Russian Space Chief Says No Military Research on ISS
Posted on: Thursday, 14 October 2004, 06:00 CDT
Excerpt from report by Russian NTV on 14 October
[Presenter] The 10th main expedition to the International Space Station [ISS] was launched today. The launch of the TMA-5 Soyuz spacecraft from the Baykonur cosmodrome took place at about 0700 hours Moscow time [0300 gmt]. Vladislav Sorokin reports from the Mission Control Centre [MCC].
[Correspondent] The MCC has not worried so much for a long time. And they had a good reason for that - the launch of the 10th expedition to the ISS was postponed twice. [Passage omitted]
Leroy Chiao and Salizhan Sharipov will stay on the ISS for more than six months. The third crew member, Yuriy Shargin, is the first representative of the Russian Space Troops to go into space. Not much is known about the aims of his mission - 14 experiments in the field of biotechnology and medicine as well as technical experiments. Plus visual observations. The MCC has given assurances that there will be no military research.
[Vladimir Solovyev, captioned as flight chief of the Russian segment of the ISS] We, on the ISS, are not involved in military matters. We have a whole series of experiments in geophysics, i.e. research of the Earth, and astrophysics, i.e. research of the outer atmosphere, including the Sun and the Moon.
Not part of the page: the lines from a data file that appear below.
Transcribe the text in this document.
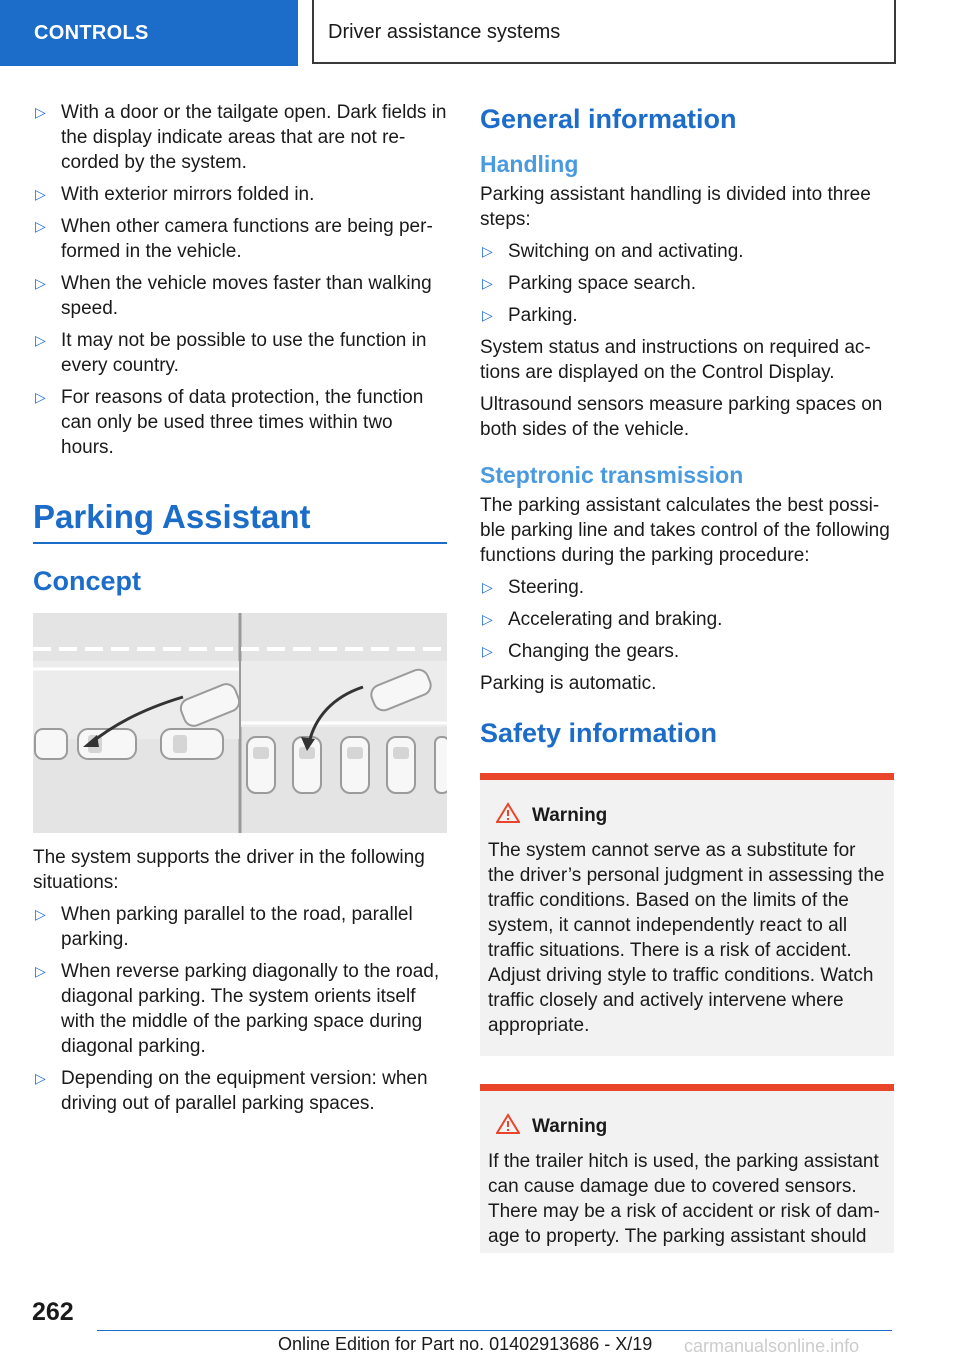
CONTROLS	Driver assistance systems
▷ With a door or the tailgate open. Dark fields in the display indicate areas that are not recorded by the system.
▷ With exterior mirrors folded in.
▷ When other camera functions are being performed in the vehicle.
▷ When the vehicle moves faster than walking speed.
▷ It may not be possible to use the function in every country.
▷ For reasons of data protection, the function can only be used three times within two hours.
Parking Assistant
Concept

The system supports the driver in the following situations:

▷ When parking parallel to the road, parallel parking.
▷ When reverse parking diagonally to the road, diagonal parking. The system orients itself with the middle of the parking space during diagonal parking.
▷ Depending on the equipment version: when driving out of parallel parking spaces.
General information
Handling

Parking assistant handling is divided into three steps:

▷ Switching on and activating.
▷ Parking space search.
▷ Parking.

System status and instructions on required actions are displayed on the Control Display.

Ultrasound sensors measure parking spaces on both sides of the vehicle.

Steptronic transmission

The parking assistant calculates the best possible parking line and takes control of the following functions during the parking procedure:

▷ Steering.
▷ Accelerating and braking.
▷ Changing the gears.

Parking is automatic.

Safety information
Warning

The system cannot serve as a substitute for the driver’s personal judgment in assessing the traffic conditions. Based on the limits of the system, it cannot independently react to all traffic situations. There is a risk of accident. Adjust driving style to traffic conditions. Watch traffic closely and actively intervene where appropriate.

Warning

If the trailer hitch is used, the parking assistant can cause damage due to covered sensors. There may be a risk of accident or risk of damage to property. The parking assistant should

262
Online Edition for Part no. 01402913686 - X/19 carmanualsonline.info
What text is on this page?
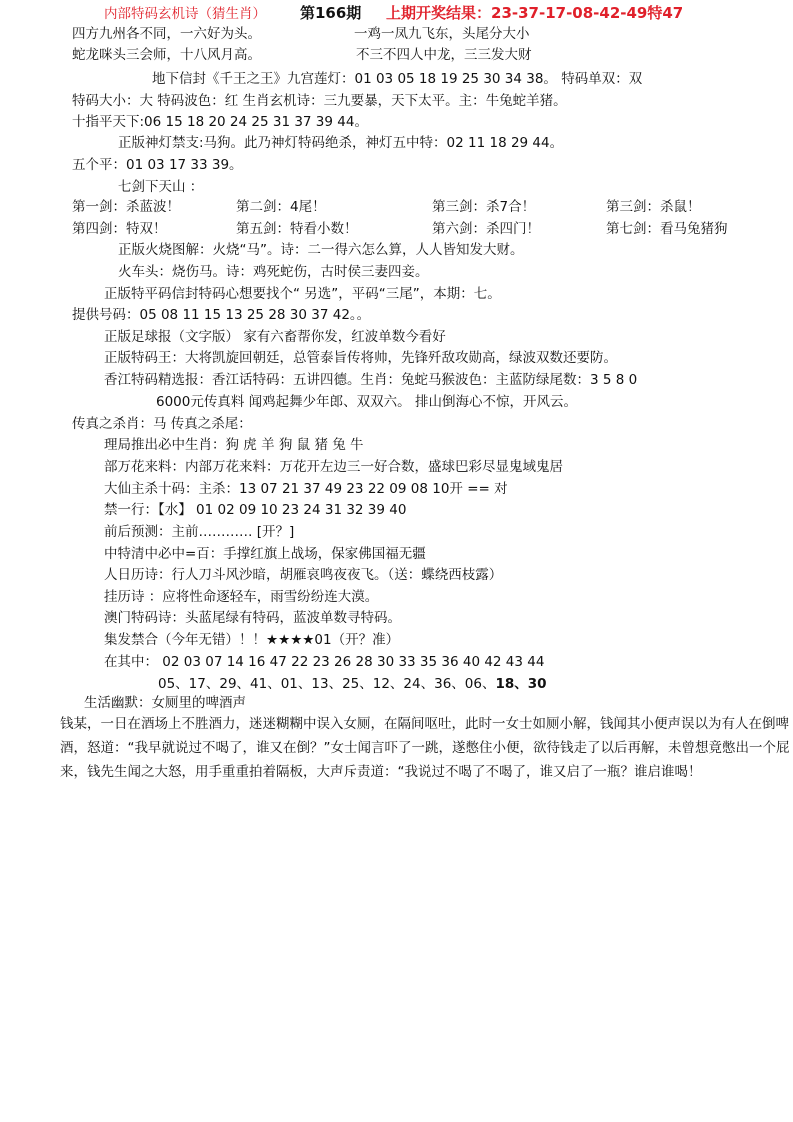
内部特码玄机诗（猜生肖） 第166期 上期开奖结果：23-37-17-08-42-49特47
四方九州各不同，一六好为头。	一鸡一凤九飞东，头尾分大小
蛇龙咪头三会师，十八风月高。	不三不四人中龙，三三发大财
地下信封《千王之王》九宫莲灯：01 03 05 18 19 25 30 34 38。 特码单双：双
特码大小：大 特码波色：红 生肖玄机诗：三九要暴，天下太平。主：牛兔蛇羊猪。
十指平天下:06 15 18 20 24 25 31 37 39 44。
正版神灯禁支:马狗。此乃神灯特码绝杀，神灯五中特：02 11 18 29 44。
五个平：01 03 17 33 39。
七剑下天山 ：
第一剑：杀蓝波！	第二剑：4尾！	第三剑：杀7合！	第三剑：杀鼠！
第四剑：特双！	第五剑：特看小数！	第六剑：杀四门！	第七剑：看马兔猪狗
正版火烧图解：火烧“马”。诗：二一得六怎么算，人人皆知发大财。
火车头：烧伤马。诗：鸡死蛇伤，古时侯三妻四妾。
正版特平码信封特码心想要找个“ 另选”，平码“三尾”，本期：七。
提供号码：05 08 11 15 13 25 28 30 37 42。。
正版足球报（文字版） 家有六畜帮你发，红波单数今看好
正版特码王：大将凯旋回朝廷，总管泰旨传将帅，先锋歼敌攻勋高，绿波双数还要防。
香江特码精选报：香江话特码：五讲四德。生肖：兔蛇马猴波色：主蓝防绿尾数：3 5 8 0
6000元传真料 闻鸡起舞少年郎、双双六。 排山倒海心不惊，开风云。
传真之杀肖：马 传真之杀尾：
理局推出必中生肖：狗 虎 羊 狗 鼠 猪 兔 牛
部万花来料：内部万花来料：万花开左边三一好合数，盛球巴彩尽显鬼域鬼居
大仙主杀十码：主杀：13 07 21 37 49 23 22 09 08 10开 == 对
禁一行：【水】 01 02 09 10 23 24 31 32 39 40
前后预测：主前………… [开？]
中特清中必中=百：手撑红旗上战场，保家佛国福无疆
人日历诗：行人刀斗风沙暗，胡雁哀鸣夜夜飞。（送：蝶绕西枝露）
挂历诗 ：应将性命逐轻车，雨雪纷纷连大漠。
澳门特码诗：头蓝尾绿有特码，蓝波单数寻特码。
集发禁合（今年无错）！！★★★★01（开？准）
在其中： 02 03 07 14 16 47 22 23 26 28 30 33 35 36 40 42 43 44
05、17、29、41、01、13、25、12、24、36、06、18、30
生活幽默：女厕里的啤酒声
钱某，一日在酒场上不胜酒力，迷迷糊糊中误入女厕，在隔间呕吐，此时一女士如厕小解，钱闻其小便声误以为有人在倒啤酒，怒道：“我早就说过不喝了，谁又在倒？”女士闻言吓了一跳，遂憋住小便，欲待钱走了以后再解，未曾想竟憋出一个屁来，钱先生闻之大怒，用手重重拍着隔板，大声斥责道：“我说过不喝了不喝了，谁又启了一瓶？谁启谁喝！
We are carrying out a lot of technological research this time, as well as medical and biological research.
[Passage omitted]
[Correspondent] Today's Soyuz launch was the last one of the flights the Russian side took upon itself after the US Columbia shuttle disaster last year. Shuttle flights are to resume in 2005, and already in March next year the 11th expedition to the ISS will go in a US shuttle. However for the time being the sides are abstaining from making official comments. Representatives of the Russian Aerospace Agency and NASA are expected to make them on Saturday [16 October] after the Soyuz-ISS docking.